Political prevarication? Bungling bureaucracy? Self serving generals? Blind idiotic patriotism? My anger? Now, in this time and place, all of them are irrelevant!
After a time, I look up and see my wife standing off a ways. She is sensitive and has felt the power of this place. It’s too much for her. She patiently waits for me. It is time for me to go.
It’s 12:30 am. In the 30’s with a stiff wind. It’s dark and cold!
Two big screen TVs illuminate the steps of battalion headquarters.
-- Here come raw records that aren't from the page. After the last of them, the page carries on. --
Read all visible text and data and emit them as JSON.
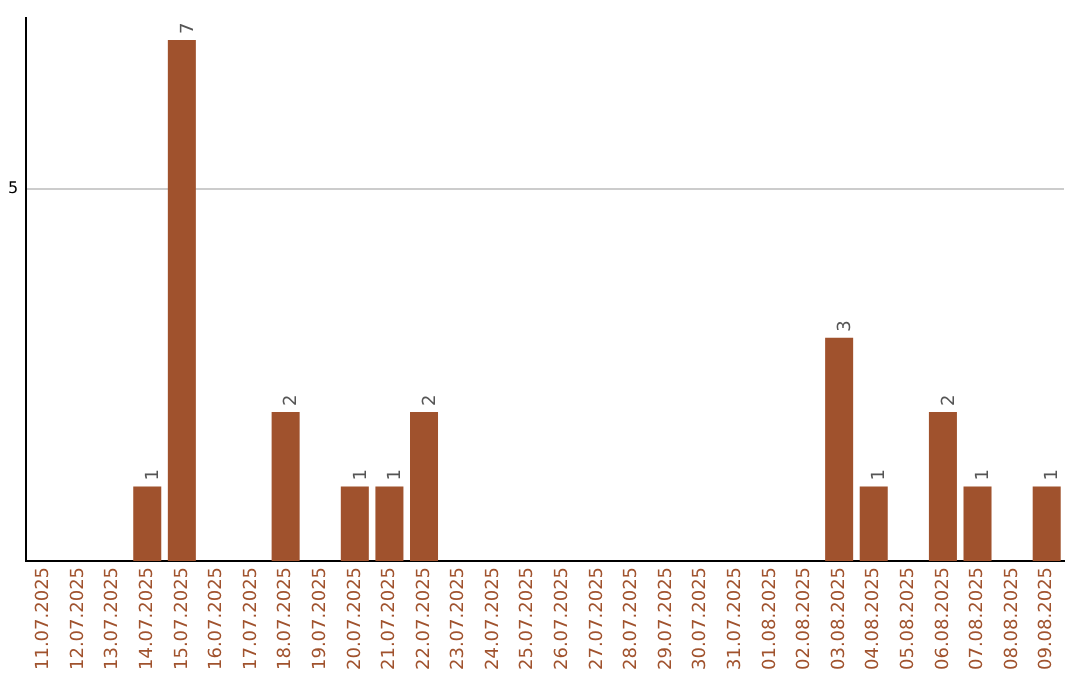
{
  "chart_data": {
    "type": "bar",
    "categories": [
      "11.07.2025",
      "12.07.2025",
      "13.07.2025",
      "14.07.2025",
      "15.07.2025",
      "16.07.2025",
      "17.07.2025",
      "18.07.2025",
      "19.07.2025",
      "20.07.2025",
      "21.07.2025",
      "22.07.2025",
      "23.07.2025",
      "24.07.2025",
      "25.07.2025",
      "26.07.2025",
      "27.07.2025",
      "28.07.2025",
      "29.07.2025",
      "30.07.2025",
      "31.07.2025",
      "01.08.2025",
      "02.08.2025",
      "03.08.2025",
      "04.08.2025",
      "05.08.2025",
      "06.08.2025",
      "07.08.2025",
      "08.08.2025",
      "09.08.2025"
    ],
    "values": [
      0,
      0,
      0,
      1,
      7,
      0,
      0,
      2,
      0,
      1,
      1,
      2,
      0,
      0,
      0,
      0,
      0,
      0,
      0,
      0,
      0,
      0,
      0,
      3,
      1,
      0,
      2,
      1,
      0,
      1
    ],
    "color": "#a0522d",
    "value_labels": [
      null,
      null,
      null,
      "1",
      "7",
      null,
      null,
      "2",
      null,
      "1",
      "1",
      "2",
      null,
      null,
      null,
      null,
      null,
      null,
      null,
      null,
      null,
      null,
      null,
      "3",
      "1",
      null,
      "2",
      "1",
      null,
      "1"
    ],
    "ylim": [
      0,
      7.3
    ],
    "yticks": [
      5
    ],
    "grid": "y",
    "legend": false
  }
}
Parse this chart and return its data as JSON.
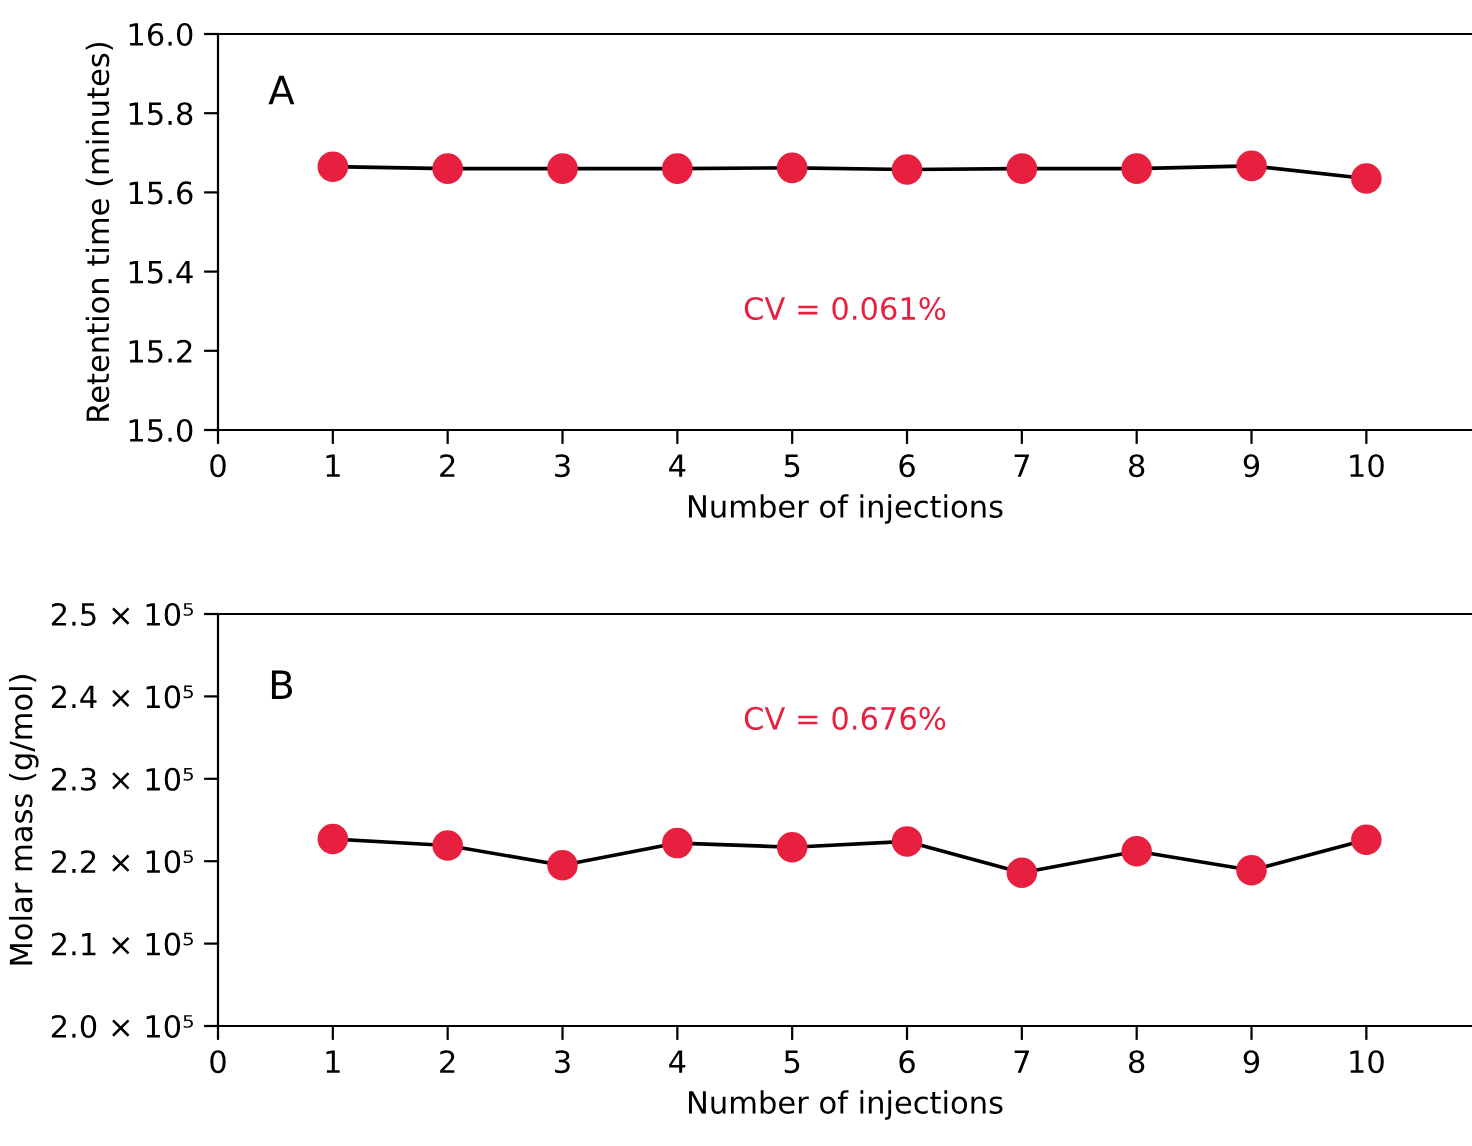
{
  "chart_data": [
    {
      "type": "line",
      "xlabel": "Number of injections",
      "ylabel": "Retention time (minutes)",
      "annotations": [
        "A",
        "CV = 0.061%"
      ],
      "x": [
        1,
        2,
        3,
        4,
        5,
        6,
        7,
        8,
        9,
        10
      ],
      "series": [
        {
          "color": "#e8203f",
          "values": [
            15.665,
            15.66,
            15.66,
            15.66,
            15.662,
            15.658,
            15.66,
            15.66,
            15.667,
            15.635
          ]
        }
      ],
      "marker": "circle",
      "line_style": "solid",
      "grid": false,
      "legend": false,
      "xlim": [
        0,
        10.92
      ],
      "xticks": [
        0,
        1,
        2,
        3,
        4,
        5,
        6,
        7,
        8,
        9,
        10
      ],
      "ylim": [
        15.0,
        16.0
      ],
      "yticks": [
        {
          "value": 15.0,
          "label": "15.0"
        },
        15.2,
        15.4,
        15.6,
        15.8,
        {
          "value": 16.0,
          "label": "16.0"
        }
      ]
    },
    {
      "type": "line",
      "xlabel": "Number of injections",
      "ylabel": "Molar mass (g/mol)",
      "annotations": [
        "B",
        "CV = 0.676%"
      ],
      "x": [
        1,
        2,
        3,
        4,
        5,
        6,
        7,
        8,
        9,
        10
      ],
      "series": [
        {
          "color": "#e8203f",
          "values": [
            222700,
            221900,
            219500,
            222200,
            221700,
            222400,
            218600,
            221200,
            218900,
            222600
          ]
        }
      ],
      "marker": "circle",
      "line_style": "solid",
      "grid": false,
      "legend": false,
      "xlim": [
        0,
        10.92
      ],
      "xticks": [
        0,
        1,
        2,
        3,
        4,
        5,
        6,
        7,
        8,
        9,
        10
      ],
      "ylim": [
        200000,
        250000
      ],
      "yticks": [
        {
          "value": 200000,
          "label": "2.0 × 10⁵"
        },
        {
          "value": 210000,
          "label": "2.1 × 10⁵"
        },
        {
          "value": 220000,
          "label": "2.2 × 10⁵"
        },
        {
          "value": 230000,
          "label": "2.3 × 10⁵"
        },
        {
          "value": 240000,
          "label": "2.4 × 10⁵"
        },
        {
          "value": 250000,
          "label": "2.5 × 10⁵"
        }
      ]
    }
  ]
}
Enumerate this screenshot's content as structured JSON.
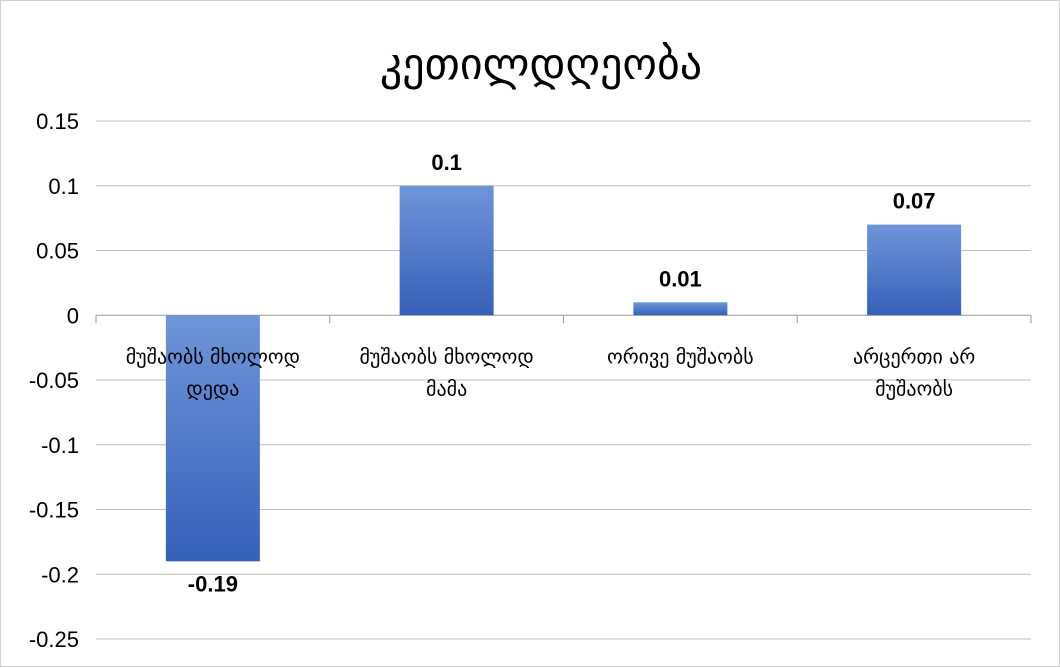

A small group of people huddle in the entrance way, out of the wind, as an airplane icon crawls across the map. That’s the plane they’re on. And they’re getting closer to home.
Army personnel setup cameras, power up amplifiers, light up the field and provide security. Everything must be ready. And they’ve done this before. They know their duty and the routine.
It’s 1:30 now. Cheering. Lots of cheering and crying and praising God. They’re safe on the ground. They’re almost home.
People sheltering in their cars fill the bleachers surrounding the field. Banners. Posters. Balloons. Old gray headed parents like myself. Young wives looking their best, tend to tired, cold, confused but excited kids. Friends. Bothers. Sisters. All wait excitedly.
A rock beat floods the parade grounds. Then feet tap and heads sway to the warm beat of a Latin rhythm. It’s too much. The emotion. The song. The wait. People are on the field. They are dancing with joy, with expectation, with celebration.
Our boys are home. Our boys are home. They’re back on American soil.
An Army DJ takes to the microphone and begins to call out dance moves in the Texas way. The dancing crowd moves in unison to the calls. It’s hypnotic. It’s magnetic. Old and young, male and female, rich and poor, black and white dance rthymically communicating in a common spiritual way that is rooted in our ancient past. It’s the proper way. It’s the only way to fully express one’s self until the buses arrive.
As the buses pull away, every eye stains into the darkness. Then like lightning, they burst into the light marching with their colors and our flag. There are so many of them. They are so young. Where is my son. I see him. I see him!
A few words of welcome. A prayer. Then the crowd rushed the disciplined troops standing at attention. They appeared stunned.
My feet rush with the crowd until they got next to the troops. Then they stopped. My hands got lost while covering my eyes momentarily. I found them again. They were on my checks as I looked at these young men and women. I’m as stunned as they are.
Then my feet walked through the crowd as I locate my son. Initially, he barely looks at us. The welcome home sign is barely acknowledged. I see much the same happening with other soldiers.
Is he still in a state of shock? What is he thinking? Is it extreme fatigue. I don’t know what my son and these young men have been through.
But I know what you tell your son when he leaves. And it’s what you live when he returns. It’s how you handle your responsibilities to those around you. Watching after each other. Doing your best for them. Caring for them. And doing what’s right even when the situation you find yourself in is not of your choosing and is the pits.
And that’s what these young men and women have done. They have put their lives on the line. They have made a difference. Welcome home guys. Welcome home Jon. You are my heroes.